The Snakehead gangs operate rather like sinister travel agents, arranging visas and tickets as well as false passports. The mechanics of organising such a dangerous trip can be curiously prosaic: when the BBC tracked down one Snakehead agent, she turned out to be an old woman living in a nearby town. However, the doors that she opened for Guo took him into an entirely malign world, one where his life would continually be in danger, where he would sometimes be treated little better than an animal as he was clandestinely transported around the world.
Guo’s wife fought to the end to prevent him from going — “he rang from the airport in Beijing and I asked him again not to leave”. But Guo was now under the control of Snakehead agents and, as such, was a valuable commodity. At each stage of the journey the Snakeheads would ask for — and get — another tranche of cash.
The first big payout was made in Paris. Photos sent home show him laughing in front of the Eiffel Tower and the Arc de Triomphe. They were enough to convince his wife to hand over £8,000 of borrowed money to the Snakeheads. In reality, Guo spent most of his time in Paris confined to a tiny flat with dozens of other illegal Chinese immigrants.
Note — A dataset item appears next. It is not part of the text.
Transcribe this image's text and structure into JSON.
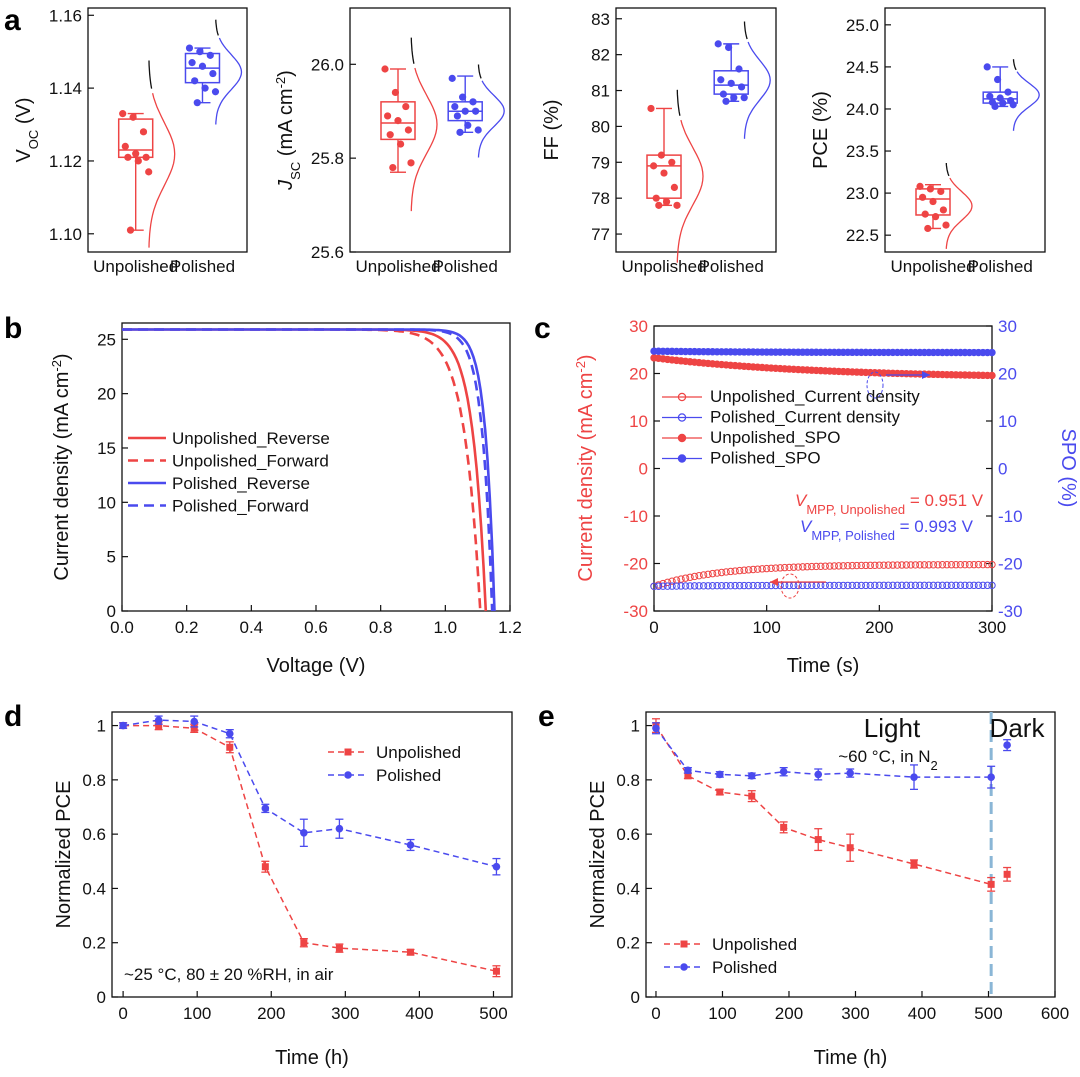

The Snakeheads stole his reserve of $700 (£400) he had put by for emergencies, and his mobile phone. In five months, Yu Hui heard from her husband only twice.
Guo wanted to push on to England, where he believed that he would find work among the Chinese community. The Snakeheads twice bungled an attempt to get him across the Channel. They finally succeeded in July 2003. This meant that his wife could look forward to another visit from the gang, which extorted a further £10,000 from her. “My father borrowed some money. My father-in-law borrowed some. His brothers and sisters borrowed some more. They all handed it to me and I passed it on, ” says Yu Hui, who was obliged to do the deal with her husband on the end of the phone as the money changed hands.
The sums guaranteed Guo nothing more than the freedom to wander the streets. The man who had left behind a loving wife and family was now an illegal immigrant sleeping rough. He had just enough to feed himself and make the occasional pitiful call. “He couldn’t find a job and so he sat on the roadside crying,” his wife said. “One day, a man came up and asked him in Mandarin if he would like to work by the seaside. He was so happy that he followed the man there and then.”
But Guo was again filtering out the bad news about his life as a cockle picker. The three-bedroom flat above a shop in Liverpool would have been rather nice if Guo had not been sharing it with 30 other Chinese illegal workers. Most of them slept on the floor. Meals were eaten standing up. The pressure on bathrooms and toilets led to indescribable living conditions. If Guo got any sleep at all, it was often broken, as cockling expeditions might start in the middle of the night. Morecambe’ s famous cockle beds were two hours away, and the workers travelled in overcrowded, ramshackle minibuses. Neighbours said that the back doors were rammed shut, leaving the Chinese workers squashed inside like sardines. As well as being dangerously overcrowded the vans stank of rotting cockles and frequently broke down as they went up the M6.